I wondered what I was missing by not having gotten around to catching Goal! The Dream Begins, which I presumed from the subtitle had further installments on the way. As it turns out, not a whole lot. This is really fluffy, and feels like the film that somebody who read Uplifting Sports Movies for Dummies would make. It's a collection of mild cliches, where our hero has to suffer very predictable defeats and betrayals yet score the big goal in the end, where every turn of the plot is so ordinary it really feels like it came from a checklist. Some things don't make a lot of sense, like how Santiago somehow doesn't need a work permit in England, but really I don't think this film needs too much nit-picking. While it never rises above mediocrity dramatically, I have to admit it pulled me in and gave a warm fuzzy feeling all over every time Santiago caught a break. The football is filmed nicely, and it has the usual cameos by legendary names which are for the most part nicely done, although Beckham's was perhaps appropriately a bit forced. It's watchable, and being so starved for quality soccer since the World Cup, I needed a fix. And Anna Friel may not be creme brulee, but she is like a chocolate-covered fortune cookie.

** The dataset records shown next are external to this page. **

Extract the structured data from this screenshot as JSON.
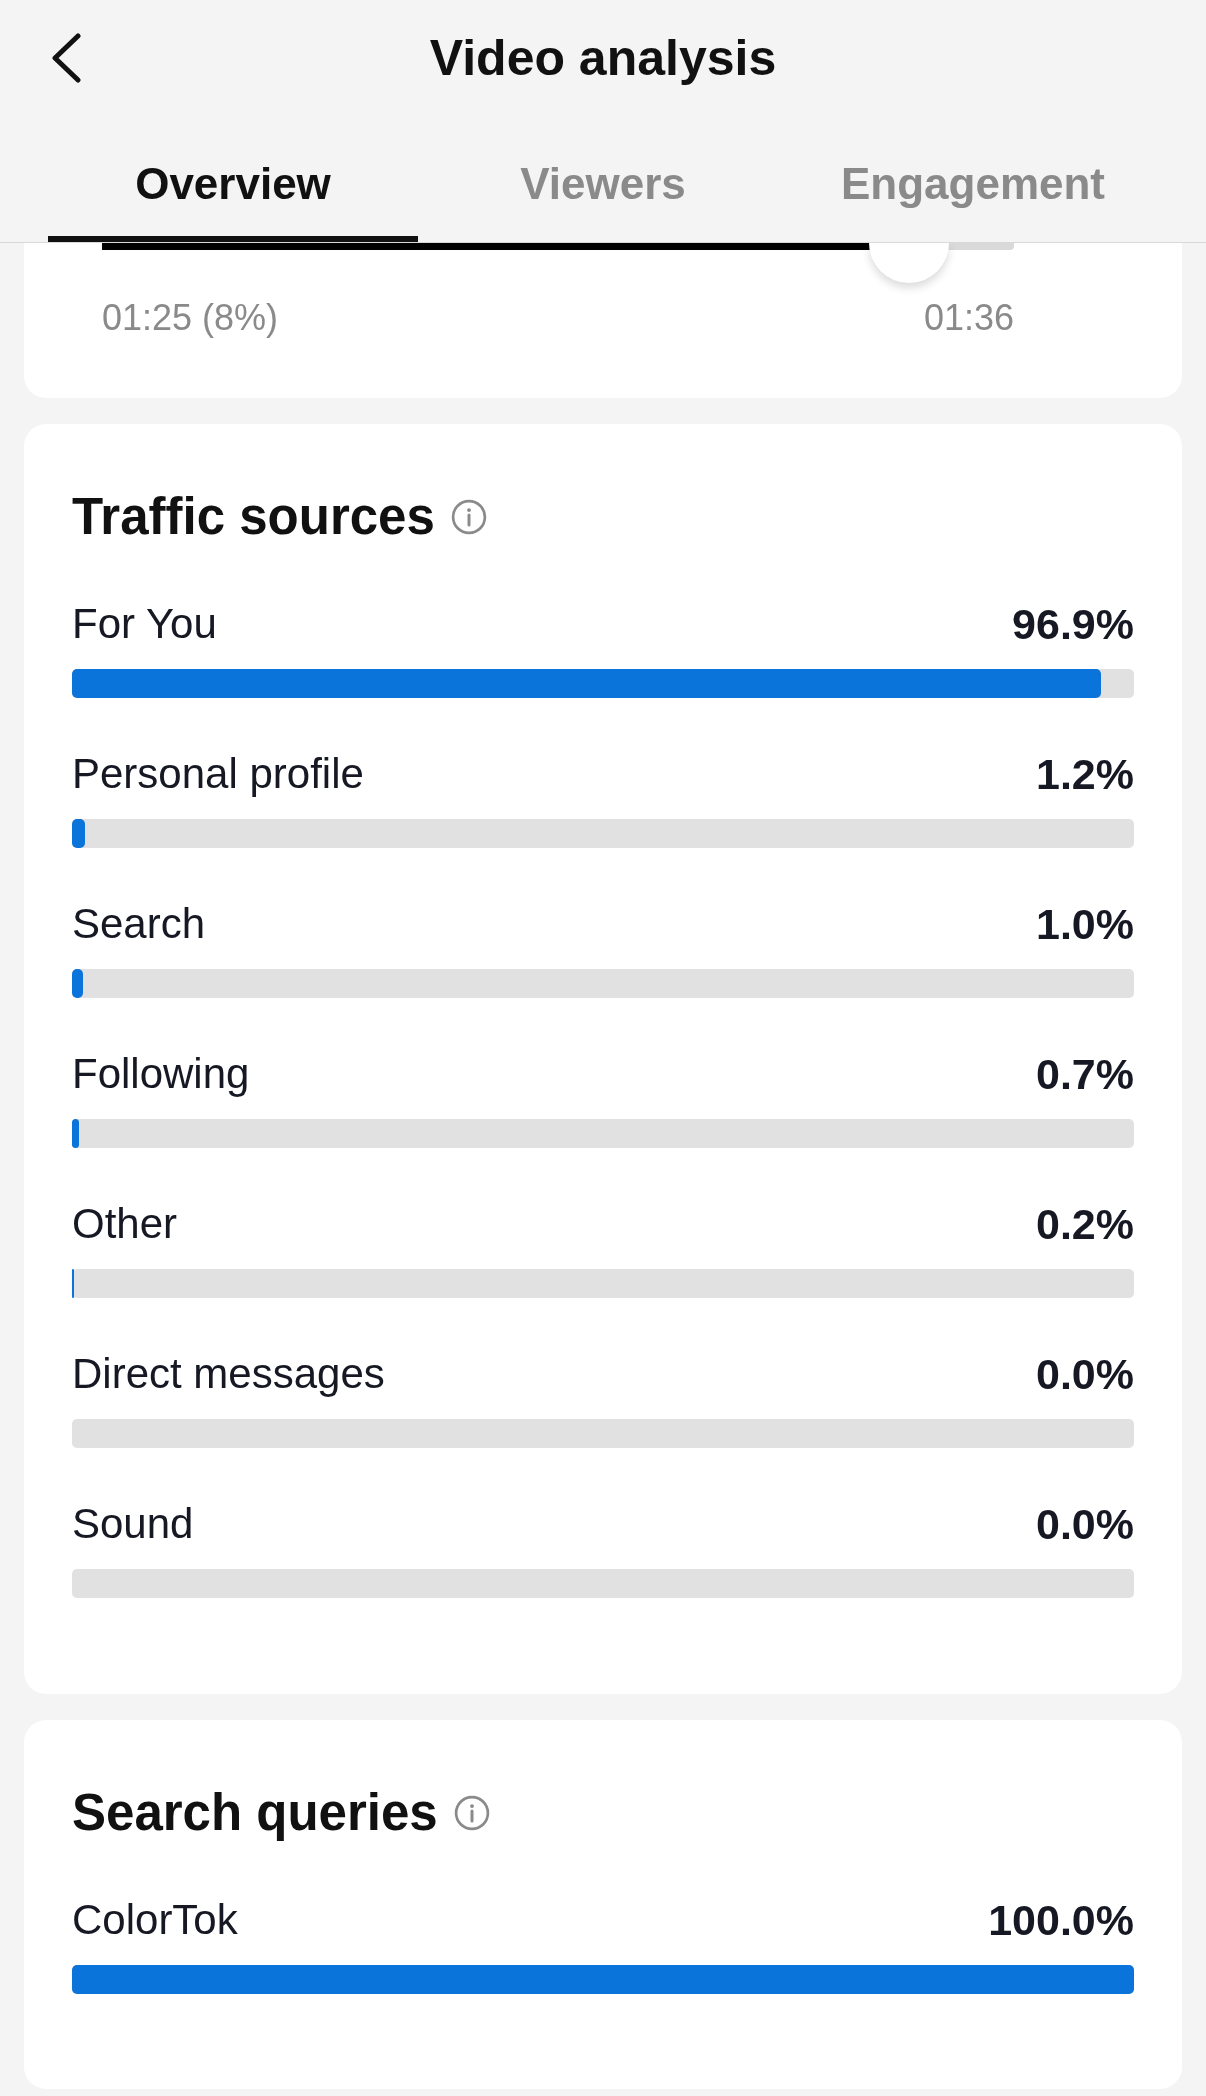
{
  "header": {
    "title": "Video analysis"
  },
  "tabs": [
    {
      "label": "Overview",
      "selected": true
    },
    {
      "label": "Viewers",
      "selected": false
    },
    {
      "label": "Engagement",
      "selected": false
    }
  ],
  "retention": {
    "level": 0.885,
    "current_time": "01:25 (8%)",
    "end_time": "01:36"
  },
  "sections": [
    {
      "title": "Traffic sources",
      "rows": [
        {
          "label": "For You",
          "value": "96.9%",
          "level": 0.969
        },
        {
          "label": "Personal profile",
          "value": "1.2%",
          "level": 0.012
        },
        {
          "label": "Search",
          "value": "1.0%",
          "level": 0.01
        },
        {
          "label": "Following",
          "value": "0.7%",
          "level": 0.007
        },
        {
          "label": "Other",
          "value": "0.2%",
          "level": 0.002
        },
        {
          "label": "Direct messages",
          "value": "0.0%"
        },
        {
          "label": "Sound",
          "value": "0.0%"
        }
      ]
    },
    {
      "title": "Search queries",
      "rows": [
        {
          "label": "ColorTok",
          "value": "100.0%",
          "level": 1
        }
      ]
    }
  ]
}
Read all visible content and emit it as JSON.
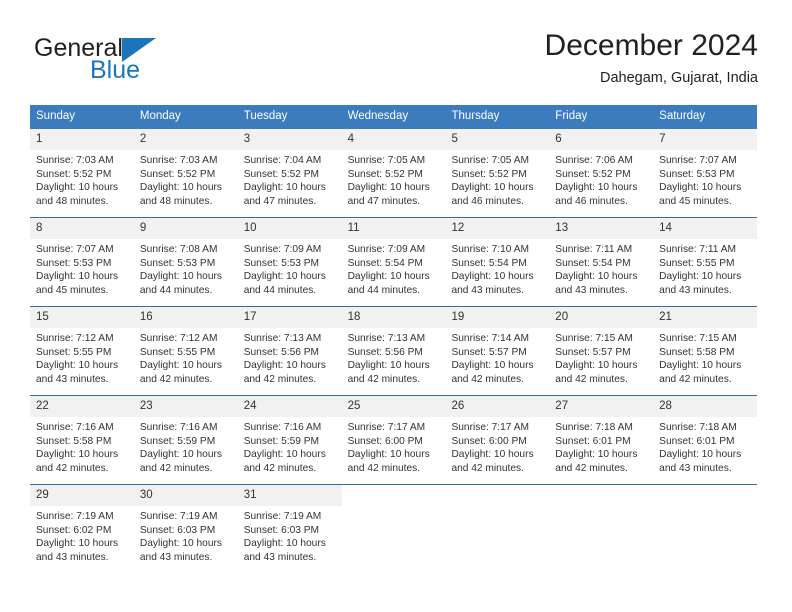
{
  "logo": {
    "word1": "General",
    "word2": "Blue",
    "triangle_color": "#1b75bb"
  },
  "header": {
    "title": "December 2024",
    "subtitle": "Dahegam, Gujarat, India"
  },
  "calendar": {
    "header_bg": "#3a7cbe",
    "weekdays": [
      "Sunday",
      "Monday",
      "Tuesday",
      "Wednesday",
      "Thursday",
      "Friday",
      "Saturday"
    ],
    "weeks": [
      [
        {
          "day": "1",
          "sunrise": "Sunrise: 7:03 AM",
          "sunset": "Sunset: 5:52 PM",
          "daylight1": "Daylight: 10 hours",
          "daylight2": "and 48 minutes."
        },
        {
          "day": "2",
          "sunrise": "Sunrise: 7:03 AM",
          "sunset": "Sunset: 5:52 PM",
          "daylight1": "Daylight: 10 hours",
          "daylight2": "and 48 minutes."
        },
        {
          "day": "3",
          "sunrise": "Sunrise: 7:04 AM",
          "sunset": "Sunset: 5:52 PM",
          "daylight1": "Daylight: 10 hours",
          "daylight2": "and 47 minutes."
        },
        {
          "day": "4",
          "sunrise": "Sunrise: 7:05 AM",
          "sunset": "Sunset: 5:52 PM",
          "daylight1": "Daylight: 10 hours",
          "daylight2": "and 47 minutes."
        },
        {
          "day": "5",
          "sunrise": "Sunrise: 7:05 AM",
          "sunset": "Sunset: 5:52 PM",
          "daylight1": "Daylight: 10 hours",
          "daylight2": "and 46 minutes."
        },
        {
          "day": "6",
          "sunrise": "Sunrise: 7:06 AM",
          "sunset": "Sunset: 5:52 PM",
          "daylight1": "Daylight: 10 hours",
          "daylight2": "and 46 minutes."
        },
        {
          "day": "7",
          "sunrise": "Sunrise: 7:07 AM",
          "sunset": "Sunset: 5:53 PM",
          "daylight1": "Daylight: 10 hours",
          "daylight2": "and 45 minutes."
        }
      ],
      [
        {
          "day": "8",
          "sunrise": "Sunrise: 7:07 AM",
          "sunset": "Sunset: 5:53 PM",
          "daylight1": "Daylight: 10 hours",
          "daylight2": "and 45 minutes."
        },
        {
          "day": "9",
          "sunrise": "Sunrise: 7:08 AM",
          "sunset": "Sunset: 5:53 PM",
          "daylight1": "Daylight: 10 hours",
          "daylight2": "and 44 minutes."
        },
        {
          "day": "10",
          "sunrise": "Sunrise: 7:09 AM",
          "sunset": "Sunset: 5:53 PM",
          "daylight1": "Daylight: 10 hours",
          "daylight2": "and 44 minutes."
        },
        {
          "day": "11",
          "sunrise": "Sunrise: 7:09 AM",
          "sunset": "Sunset: 5:54 PM",
          "daylight1": "Daylight: 10 hours",
          "daylight2": "and 44 minutes."
        },
        {
          "day": "12",
          "sunrise": "Sunrise: 7:10 AM",
          "sunset": "Sunset: 5:54 PM",
          "daylight1": "Daylight: 10 hours",
          "daylight2": "and 43 minutes."
        },
        {
          "day": "13",
          "sunrise": "Sunrise: 7:11 AM",
          "sunset": "Sunset: 5:54 PM",
          "daylight1": "Daylight: 10 hours",
          "daylight2": "and 43 minutes."
        },
        {
          "day": "14",
          "sunrise": "Sunrise: 7:11 AM",
          "sunset": "Sunset: 5:55 PM",
          "daylight1": "Daylight: 10 hours",
          "daylight2": "and 43 minutes."
        }
      ],
      [
        {
          "day": "15",
          "sunrise": "Sunrise: 7:12 AM",
          "sunset": "Sunset: 5:55 PM",
          "daylight1": "Daylight: 10 hours",
          "daylight2": "and 43 minutes."
        },
        {
          "day": "16",
          "sunrise": "Sunrise: 7:12 AM",
          "sunset": "Sunset: 5:55 PM",
          "daylight1": "Daylight: 10 hours",
          "daylight2": "and 42 minutes."
        },
        {
          "day": "17",
          "sunrise": "Sunrise: 7:13 AM",
          "sunset": "Sunset: 5:56 PM",
          "daylight1": "Daylight: 10 hours",
          "daylight2": "and 42 minutes."
        },
        {
          "day": "18",
          "sunrise": "Sunrise: 7:13 AM",
          "sunset": "Sunset: 5:56 PM",
          "daylight1": "Daylight: 10 hours",
          "daylight2": "and 42 minutes."
        },
        {
          "day": "19",
          "sunrise": "Sunrise: 7:14 AM",
          "sunset": "Sunset: 5:57 PM",
          "daylight1": "Daylight: 10 hours",
          "daylight2": "and 42 minutes."
        },
        {
          "day": "20",
          "sunrise": "Sunrise: 7:15 AM",
          "sunset": "Sunset: 5:57 PM",
          "daylight1": "Daylight: 10 hours",
          "daylight2": "and 42 minutes."
        },
        {
          "day": "21",
          "sunrise": "Sunrise: 7:15 AM",
          "sunset": "Sunset: 5:58 PM",
          "daylight1": "Daylight: 10 hours",
          "daylight2": "and 42 minutes."
        }
      ],
      [
        {
          "day": "22",
          "sunrise": "Sunrise: 7:16 AM",
          "sunset": "Sunset: 5:58 PM",
          "daylight1": "Daylight: 10 hours",
          "daylight2": "and 42 minutes."
        },
        {
          "day": "23",
          "sunrise": "Sunrise: 7:16 AM",
          "sunset": "Sunset: 5:59 PM",
          "daylight1": "Daylight: 10 hours",
          "daylight2": "and 42 minutes."
        },
        {
          "day": "24",
          "sunrise": "Sunrise: 7:16 AM",
          "sunset": "Sunset: 5:59 PM",
          "daylight1": "Daylight: 10 hours",
          "daylight2": "and 42 minutes."
        },
        {
          "day": "25",
          "sunrise": "Sunrise: 7:17 AM",
          "sunset": "Sunset: 6:00 PM",
          "daylight1": "Daylight: 10 hours",
          "daylight2": "and 42 minutes."
        },
        {
          "day": "26",
          "sunrise": "Sunrise: 7:17 AM",
          "sunset": "Sunset: 6:00 PM",
          "daylight1": "Daylight: 10 hours",
          "daylight2": "and 42 minutes."
        },
        {
          "day": "27",
          "sunrise": "Sunrise: 7:18 AM",
          "sunset": "Sunset: 6:01 PM",
          "daylight1": "Daylight: 10 hours",
          "daylight2": "and 42 minutes."
        },
        {
          "day": "28",
          "sunrise": "Sunrise: 7:18 AM",
          "sunset": "Sunset: 6:01 PM",
          "daylight1": "Daylight: 10 hours",
          "daylight2": "and 43 minutes."
        }
      ],
      [
        {
          "day": "29",
          "sunrise": "Sunrise: 7:19 AM",
          "sunset": "Sunset: 6:02 PM",
          "daylight1": "Daylight: 10 hours",
          "daylight2": "and 43 minutes."
        },
        {
          "day": "30",
          "sunrise": "Sunrise: 7:19 AM",
          "sunset": "Sunset: 6:03 PM",
          "daylight1": "Daylight: 10 hours",
          "daylight2": "and 43 minutes."
        },
        {
          "day": "31",
          "sunrise": "Sunrise: 7:19 AM",
          "sunset": "Sunset: 6:03 PM",
          "daylight1": "Daylight: 10 hours",
          "daylight2": "and 43 minutes."
        },
        {
          "day": "",
          "sunrise": "",
          "sunset": "",
          "daylight1": "",
          "daylight2": ""
        },
        {
          "day": "",
          "sunrise": "",
          "sunset": "",
          "daylight1": "",
          "daylight2": ""
        },
        {
          "day": "",
          "sunrise": "",
          "sunset": "",
          "daylight1": "",
          "daylight2": ""
        },
        {
          "day": "",
          "sunrise": "",
          "sunset": "",
          "daylight1": "",
          "daylight2": ""
        }
      ]
    ]
  }
}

I also rented two films with creepy, disturbed children who invoke the story of Little Red Riding Hood, but exhibiting rather different levels of filmmaking. I haven't seen anything as clumsy as the horror movie Red Riding Hood in ages, and it was truly forgettable crap that tried to slap together superficial elements of as many horror films as it could find over terrible acting, just yikes. Hard Candy is actually a serious project, and about as far away in quality from the other as you can get. The two actors who are 99% of the film's focus are perfect as a charming photographer with an interest in teenage girls, and the emotional shadows that go over Ellen Page's face during any line are fascinating to watch on their own. The seeds of doubt and of guilt are enough to keep conflict alive and loyalties wavering all the way up to the last frame, as the film 's conflict can creepily enough be easily appreciated from both sides, predatory photographer and castrating child. The whole thing is beautifully shot, staying intimate with its actors faces under harsh light that shows every twitch. I'm actually still unnerved enough to pat my balls thankfully.

So basically, Hard Candy and Thank You For Smoking are both worth digging up and checking out if the latest Drew Barrymore romantic comedy is out of stock, and Goal! The Dream Begins is a nice guilty pleasure.